The numbers were strong - 400+ tok/s prefill at 8K context, 60+ tok/s generation on 30B MoE models. Good enough to proceed. After the Corsair box arrived, I built llama.cpp from source with Vulkan support and ran my own benchmarks. (Spoiler: I later tested ROCm 6.2.2 and it was even faster - I'll cover that in a follow-up post.)
Qwen3.5-35B-A3B (MoE, ~3B active params) at Q8_0:
| context | prefill (tok/s) | generation (tok/s) |
|---|---|---|
| 512 | 1,188 | 54 |
| 2,048 | 1,117 | 54 |
| 8,192 | 1,006 | 54 |
| 32,768 | 720 | 61 |
| 65,536 | 498 | 61 |
| 120,000 | 333 | 61 |
For context: 54–61 tok/s generation is faster than comfortable reading speed. Prefill speeds were higher than anticipated also, which is always nice. So overall, this should work pretty well for local inference.
Conclusion
Buy the Corsair. If you're in the UK and want a 128GB Strix Halo box for local AI inference, the Corsair AI Workstation 300 at £1,999.99 is the only answer that makes sense. It's cheaper than every competitor by a large margin, it's from a tier-1 vendor with proper UK warranty and support, and the silicon is identical. The only reason to buy anything else is if Corsair is out of stock (check GMKtec or Minisforum) or if you specifically need Mac Studio's superior memory bandwidth and are willing to pay £2,200 more for it - I am not.

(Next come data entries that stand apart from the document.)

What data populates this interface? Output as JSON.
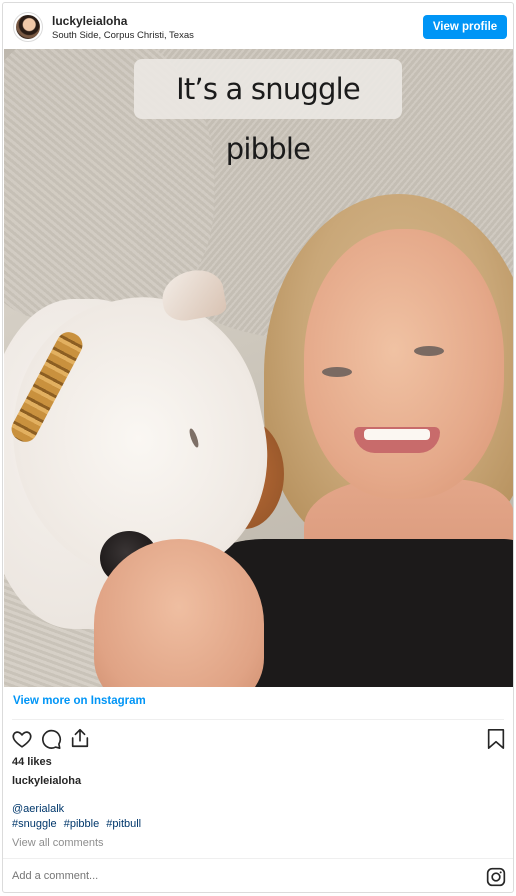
{
  "header": {
    "username": "luckyleialoha",
    "location": "South Side, Corpus Christi, Texas",
    "view_profile_label": "View profile"
  },
  "photo": {
    "caption_overlay": "It’s a snuggle pibble"
  },
  "post": {
    "view_more_label": "View more on Instagram",
    "likes": "44 likes",
    "owner": "luckyleialoha",
    "mention": "@aerialalk",
    "hashtags": [
      "#snuggle",
      "#pibble",
      "#pitbull"
    ],
    "view_comments_label": "View all comments",
    "comment_placeholder": "Add a comment..."
  },
  "icons": {
    "like": "heart-icon",
    "comment": "comment-bubble-icon",
    "share": "share-upload-icon",
    "save": "bookmark-icon",
    "brand": "instagram-icon"
  },
  "colors": {
    "accent": "#0095f6",
    "link": "#00376b",
    "muted": "#8e8e8e"
  }
}
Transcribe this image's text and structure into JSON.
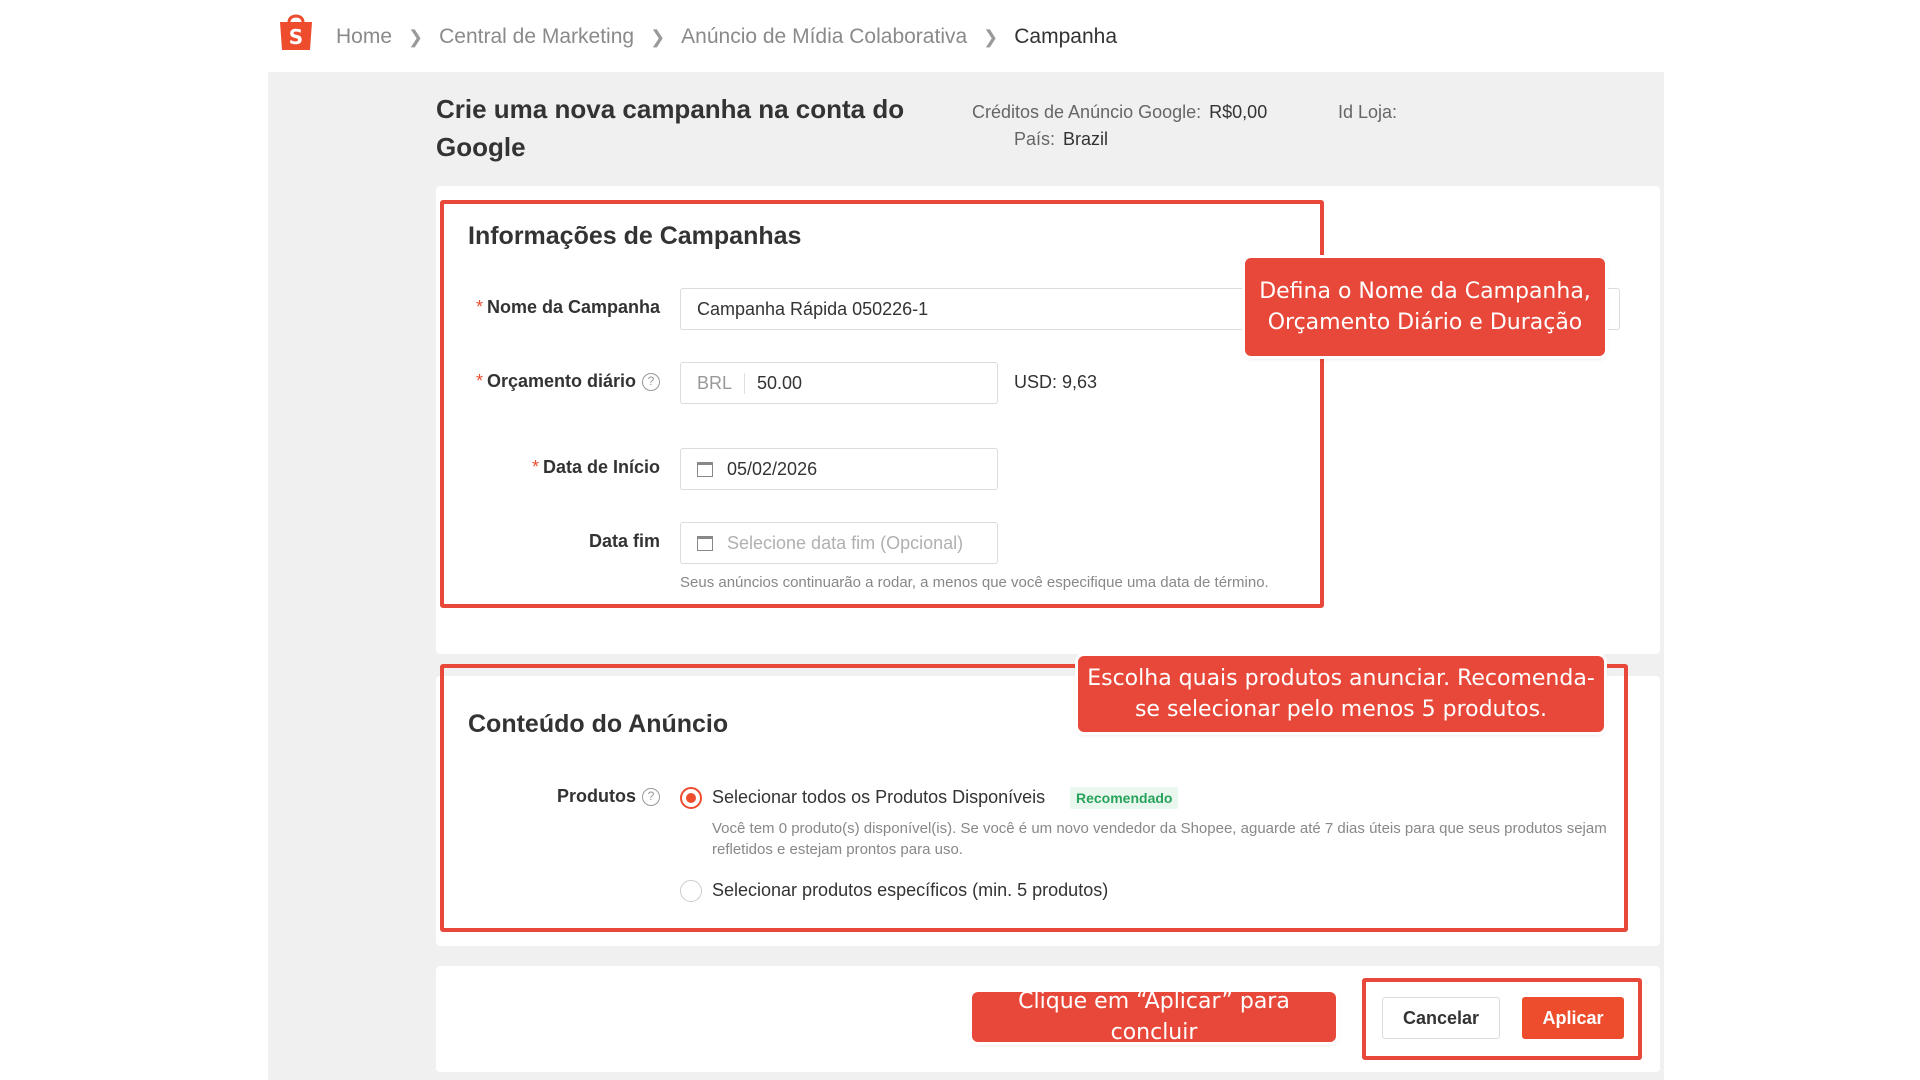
{
  "breadcrumb": {
    "home": "Home",
    "marketing": "Central de Marketing",
    "collab": "Anúncio de Mídia Colaborativa",
    "current": "Campanha"
  },
  "header": {
    "title": "Crie uma nova campanha na conta do Google",
    "credits_label": "Créditos de Anúncio Google:",
    "credits_value": "R$0,00",
    "store_id_label": "Id Loja:",
    "country_label": "País:",
    "country_value": "Brazil"
  },
  "campaign_info": {
    "title": "Informações de Campanhas",
    "name_label": "Nome da Campanha",
    "name_value": "Campanha Rápida 050226-1",
    "budget_label": "Orçamento diário",
    "budget_currency": "BRL",
    "budget_value": "50.00",
    "budget_usd": "USD: 9,63",
    "start_label": "Data de Início",
    "start_value": "05/02/2026",
    "end_label": "Data fim",
    "end_placeholder": "Selecione data fim (Opcional)",
    "end_hint": "Seus anúncios continuarão a rodar, a menos que você especifique uma data de término."
  },
  "ad_content": {
    "title": "Conteúdo do Anúncio",
    "products_label": "Produtos",
    "option_all": "Selecionar todos os Produtos Disponíveis",
    "recommended_badge": "Recomendado",
    "option_all_hint": "Você tem 0 produto(s) disponível(is). Se você é um novo vendedor da Shopee, aguarde até 7 dias úteis para que seus produtos sejam refletidos e estejam prontos para uso.",
    "option_specific": "Selecionar produtos específicos (min. 5 produtos)",
    "selected_option": "all"
  },
  "actions": {
    "cancel": "Cancelar",
    "apply": "Aplicar"
  },
  "tooltips": {
    "campaign": "Defina o Nome da Campanha, Orçamento Diário e Duração",
    "products": "Escolha quais produtos anunciar. Recomenda-se selecionar pelo menos 5 produtos.",
    "apply": "Clique em “Aplicar” para concluir"
  },
  "colors": {
    "accent": "#ee4d2d",
    "highlight": "#e8483a",
    "page_bg": "#f0f0f0"
  }
}
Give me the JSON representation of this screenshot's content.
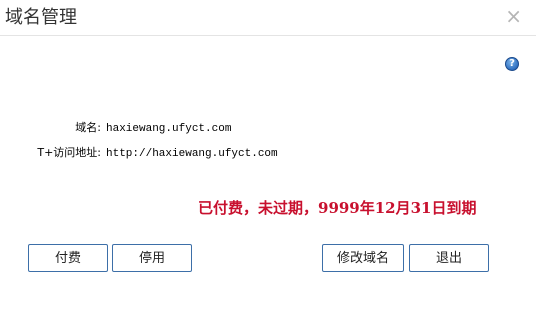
{
  "dialog": {
    "title": "域名管理",
    "close_glyph": "×",
    "help_glyph": "?"
  },
  "info": {
    "domain_label": "域名:",
    "domain_value": "haxiewang.ufyct.com",
    "url_label": "T+访问地址:",
    "url_value": "http://haxiewang.ufyct.com"
  },
  "status": {
    "text": "已付费，未过期，9999年12月31日到期",
    "color": "#c8102e"
  },
  "buttons": {
    "pay": "付费",
    "disable": "停用",
    "modify_domain": "修改域名",
    "exit": "退出"
  },
  "icons": [
    "close-icon",
    "help-icon"
  ]
}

Avoid Framework Desktop at current pricing. I say this as someone who genuinely supports Framework's mission. On a product where the CPU, GPU, and RAM are soldered - where repairability is limited to fans, expansion cards, and decorative tiles - a £1,326 premium over Corsair is not justified. Framework's laptop products, where you can swap the mainboard, screen, keyboard, and battery, make the premium worthwhile but I have no clue what they were thinking with the desktop.
Don't buy the DGX Spark for inference. Same bandwidth tier as Strix Halo, £1,200 more, and its advantages (CUDA, FP4 training) only matter if you're fine-tuning models.

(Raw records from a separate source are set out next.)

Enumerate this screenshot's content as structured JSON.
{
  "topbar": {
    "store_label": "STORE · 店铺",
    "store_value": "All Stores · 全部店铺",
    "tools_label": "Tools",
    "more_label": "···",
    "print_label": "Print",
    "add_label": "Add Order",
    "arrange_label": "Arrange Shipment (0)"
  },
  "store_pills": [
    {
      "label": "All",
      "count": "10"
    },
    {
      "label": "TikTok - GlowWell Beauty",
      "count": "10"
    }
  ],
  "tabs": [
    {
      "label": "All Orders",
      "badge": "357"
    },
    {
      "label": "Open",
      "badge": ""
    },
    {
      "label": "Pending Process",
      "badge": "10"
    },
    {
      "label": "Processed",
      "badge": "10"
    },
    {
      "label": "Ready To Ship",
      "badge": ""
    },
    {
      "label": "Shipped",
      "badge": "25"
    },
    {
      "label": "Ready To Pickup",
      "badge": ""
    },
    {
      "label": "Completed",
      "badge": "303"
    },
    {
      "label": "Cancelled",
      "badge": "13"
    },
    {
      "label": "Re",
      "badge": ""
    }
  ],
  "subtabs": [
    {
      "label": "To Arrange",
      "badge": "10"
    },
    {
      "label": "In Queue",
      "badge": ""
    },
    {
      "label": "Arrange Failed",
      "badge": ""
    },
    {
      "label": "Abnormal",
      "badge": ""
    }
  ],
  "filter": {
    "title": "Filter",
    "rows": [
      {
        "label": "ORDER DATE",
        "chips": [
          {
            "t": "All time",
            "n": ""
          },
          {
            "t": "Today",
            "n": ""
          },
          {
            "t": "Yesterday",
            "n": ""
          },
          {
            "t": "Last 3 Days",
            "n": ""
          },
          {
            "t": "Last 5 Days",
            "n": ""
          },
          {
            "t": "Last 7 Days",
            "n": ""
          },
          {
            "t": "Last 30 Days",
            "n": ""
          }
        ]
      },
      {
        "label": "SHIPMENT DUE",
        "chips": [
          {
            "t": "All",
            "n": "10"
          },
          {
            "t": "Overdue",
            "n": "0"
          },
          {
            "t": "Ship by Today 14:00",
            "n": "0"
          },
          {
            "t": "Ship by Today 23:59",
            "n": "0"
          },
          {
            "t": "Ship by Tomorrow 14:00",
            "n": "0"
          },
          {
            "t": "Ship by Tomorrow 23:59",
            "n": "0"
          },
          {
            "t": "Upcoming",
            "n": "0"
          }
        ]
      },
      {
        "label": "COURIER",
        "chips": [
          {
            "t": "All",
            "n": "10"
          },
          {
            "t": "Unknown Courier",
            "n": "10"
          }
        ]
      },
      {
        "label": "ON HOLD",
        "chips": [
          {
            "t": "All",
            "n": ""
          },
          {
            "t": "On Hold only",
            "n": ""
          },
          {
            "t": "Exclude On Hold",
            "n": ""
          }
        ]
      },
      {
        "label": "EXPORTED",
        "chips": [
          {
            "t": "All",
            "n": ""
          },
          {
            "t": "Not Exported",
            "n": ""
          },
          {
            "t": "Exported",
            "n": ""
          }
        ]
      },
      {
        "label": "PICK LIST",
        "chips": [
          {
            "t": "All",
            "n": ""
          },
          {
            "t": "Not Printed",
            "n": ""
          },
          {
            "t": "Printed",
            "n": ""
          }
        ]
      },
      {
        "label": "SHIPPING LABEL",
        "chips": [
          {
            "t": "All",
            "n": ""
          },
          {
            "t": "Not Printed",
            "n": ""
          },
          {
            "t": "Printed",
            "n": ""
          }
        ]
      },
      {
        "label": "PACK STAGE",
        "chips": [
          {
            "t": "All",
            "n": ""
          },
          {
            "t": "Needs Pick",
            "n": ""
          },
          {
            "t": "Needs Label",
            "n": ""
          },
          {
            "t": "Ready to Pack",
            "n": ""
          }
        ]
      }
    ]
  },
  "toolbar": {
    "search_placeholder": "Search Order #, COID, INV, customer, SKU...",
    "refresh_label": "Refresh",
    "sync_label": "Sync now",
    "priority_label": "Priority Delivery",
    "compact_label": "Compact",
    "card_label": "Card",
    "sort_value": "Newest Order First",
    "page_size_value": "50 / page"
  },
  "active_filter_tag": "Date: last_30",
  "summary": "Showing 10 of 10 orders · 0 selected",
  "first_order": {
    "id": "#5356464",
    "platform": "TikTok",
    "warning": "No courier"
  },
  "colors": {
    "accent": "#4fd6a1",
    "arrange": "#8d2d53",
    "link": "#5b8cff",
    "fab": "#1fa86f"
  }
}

A £2,000 local AI box does not replace frontier API access. It complements it. The models you can run locally are capable - genuinely, impressively capable - but they're not Opus or GPT-5. Over the coming months I'm going to see how much I can delegate to local AI, and how much I end up pushing to bigger models via OpenRouter and I'll report back so you can better understand the ROI.

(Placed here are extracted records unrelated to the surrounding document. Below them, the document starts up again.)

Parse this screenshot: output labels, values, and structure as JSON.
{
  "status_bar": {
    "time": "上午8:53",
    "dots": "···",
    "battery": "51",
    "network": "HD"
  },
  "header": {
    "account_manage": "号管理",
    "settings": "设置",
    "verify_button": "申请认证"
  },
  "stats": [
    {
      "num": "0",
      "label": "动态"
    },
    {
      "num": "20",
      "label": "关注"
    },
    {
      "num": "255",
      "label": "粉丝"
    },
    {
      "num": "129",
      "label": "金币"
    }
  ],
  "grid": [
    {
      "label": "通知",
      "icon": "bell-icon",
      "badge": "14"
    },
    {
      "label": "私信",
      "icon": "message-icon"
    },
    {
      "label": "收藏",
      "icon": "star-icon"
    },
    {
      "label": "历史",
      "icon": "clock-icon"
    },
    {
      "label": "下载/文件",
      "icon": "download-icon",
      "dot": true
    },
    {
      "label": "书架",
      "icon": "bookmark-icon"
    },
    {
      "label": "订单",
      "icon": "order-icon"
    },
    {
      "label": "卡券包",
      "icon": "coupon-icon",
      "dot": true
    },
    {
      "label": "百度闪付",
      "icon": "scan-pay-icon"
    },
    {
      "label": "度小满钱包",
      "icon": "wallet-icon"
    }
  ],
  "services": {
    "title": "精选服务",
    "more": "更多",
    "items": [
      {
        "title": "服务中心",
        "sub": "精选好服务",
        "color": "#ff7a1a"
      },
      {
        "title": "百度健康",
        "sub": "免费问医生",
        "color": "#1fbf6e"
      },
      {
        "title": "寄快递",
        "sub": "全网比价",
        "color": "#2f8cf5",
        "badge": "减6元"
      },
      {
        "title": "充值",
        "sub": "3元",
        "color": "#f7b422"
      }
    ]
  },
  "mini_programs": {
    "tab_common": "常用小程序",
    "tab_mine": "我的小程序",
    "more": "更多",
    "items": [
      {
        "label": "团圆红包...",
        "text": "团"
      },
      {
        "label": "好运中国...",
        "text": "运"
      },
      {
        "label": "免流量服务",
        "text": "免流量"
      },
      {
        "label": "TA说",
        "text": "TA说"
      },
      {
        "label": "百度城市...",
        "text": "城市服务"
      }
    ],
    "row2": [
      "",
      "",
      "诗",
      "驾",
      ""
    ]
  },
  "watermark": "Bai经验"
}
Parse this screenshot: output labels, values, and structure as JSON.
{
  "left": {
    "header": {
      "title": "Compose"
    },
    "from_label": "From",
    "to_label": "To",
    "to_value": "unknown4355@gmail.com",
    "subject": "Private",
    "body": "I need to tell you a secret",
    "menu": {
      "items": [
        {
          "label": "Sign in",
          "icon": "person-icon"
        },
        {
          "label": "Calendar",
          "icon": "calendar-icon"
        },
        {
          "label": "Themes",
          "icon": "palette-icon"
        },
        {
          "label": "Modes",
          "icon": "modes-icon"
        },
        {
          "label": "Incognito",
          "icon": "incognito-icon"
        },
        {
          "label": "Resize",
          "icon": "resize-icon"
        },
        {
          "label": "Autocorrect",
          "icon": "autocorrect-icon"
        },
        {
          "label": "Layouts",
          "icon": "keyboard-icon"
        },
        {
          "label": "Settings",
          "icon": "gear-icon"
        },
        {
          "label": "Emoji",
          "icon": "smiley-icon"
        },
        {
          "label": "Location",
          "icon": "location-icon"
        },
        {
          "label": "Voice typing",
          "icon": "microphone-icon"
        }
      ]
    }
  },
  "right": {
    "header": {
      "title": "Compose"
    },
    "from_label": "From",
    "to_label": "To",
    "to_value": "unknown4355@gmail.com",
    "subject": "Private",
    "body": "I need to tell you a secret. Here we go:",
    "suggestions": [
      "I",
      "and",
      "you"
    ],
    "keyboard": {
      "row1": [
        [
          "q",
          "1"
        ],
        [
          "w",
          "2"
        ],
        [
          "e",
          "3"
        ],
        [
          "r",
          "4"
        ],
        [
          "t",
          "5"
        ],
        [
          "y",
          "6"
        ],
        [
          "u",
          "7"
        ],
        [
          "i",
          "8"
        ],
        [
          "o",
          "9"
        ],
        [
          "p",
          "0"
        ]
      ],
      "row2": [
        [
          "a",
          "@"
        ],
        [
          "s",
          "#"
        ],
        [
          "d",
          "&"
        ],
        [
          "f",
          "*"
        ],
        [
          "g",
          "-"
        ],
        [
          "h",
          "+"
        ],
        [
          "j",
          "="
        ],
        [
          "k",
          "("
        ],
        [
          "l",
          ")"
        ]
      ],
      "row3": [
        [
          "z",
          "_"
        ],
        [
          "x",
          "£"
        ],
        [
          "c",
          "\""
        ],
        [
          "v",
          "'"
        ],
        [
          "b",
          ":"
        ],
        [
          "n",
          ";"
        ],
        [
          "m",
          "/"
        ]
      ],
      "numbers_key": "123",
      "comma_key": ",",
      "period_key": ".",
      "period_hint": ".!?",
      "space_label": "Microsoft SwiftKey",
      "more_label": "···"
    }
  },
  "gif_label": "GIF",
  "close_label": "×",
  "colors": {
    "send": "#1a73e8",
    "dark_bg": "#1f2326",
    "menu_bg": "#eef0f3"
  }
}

At current prices, this little box would have to process circa 4 billion tokens to break even, and that's not including energy costs. (Back of napkin: Qwen3.5-35B-A3B on OpenRouter runs $0.125/mtok input and $1.39/mtok output; a 60/40 input/output blend gives a blended rate of ~$0.667/mtok. £2,000 is roughly $2,700 USD at current rates, so $2,700 ÷ $0.667/mtok ≈ 4 billion tokens.) It will, however, give me sovereignty which renders the ROI point moot since it adds a capability that I didn't have before.
In summary, the Corsair AI Workstation 300 is the best entry point for local inference in my opinion. Not because it's the fastest, smallest, most upgradeable, or the most beautiful. Because it's the same silicon as everything else, from a reputable vendor, at a price that makes every competitor look like they're taking the piss.
Sometimes the boring answer is the right one.
Update (2026-04-27): The Corsair AI Workstation 300 has increased to £2,550.99. It seems I was right! The calculus has shifted somewhat - while it's still the most competitive 128GB Strix Halo option in the UK market, it's now holding that title by a very slim margin of ~£100. While the value proposition isn't as clear-cut when I purchased at the beginning of April, he Corsair still holds advantages in warranty, support, and Corsair's reputation for build quality. I'll update my benchmarks and long-term thoughts once I've had a chance to re-evaluate whether this machine is still the right choice at the new price.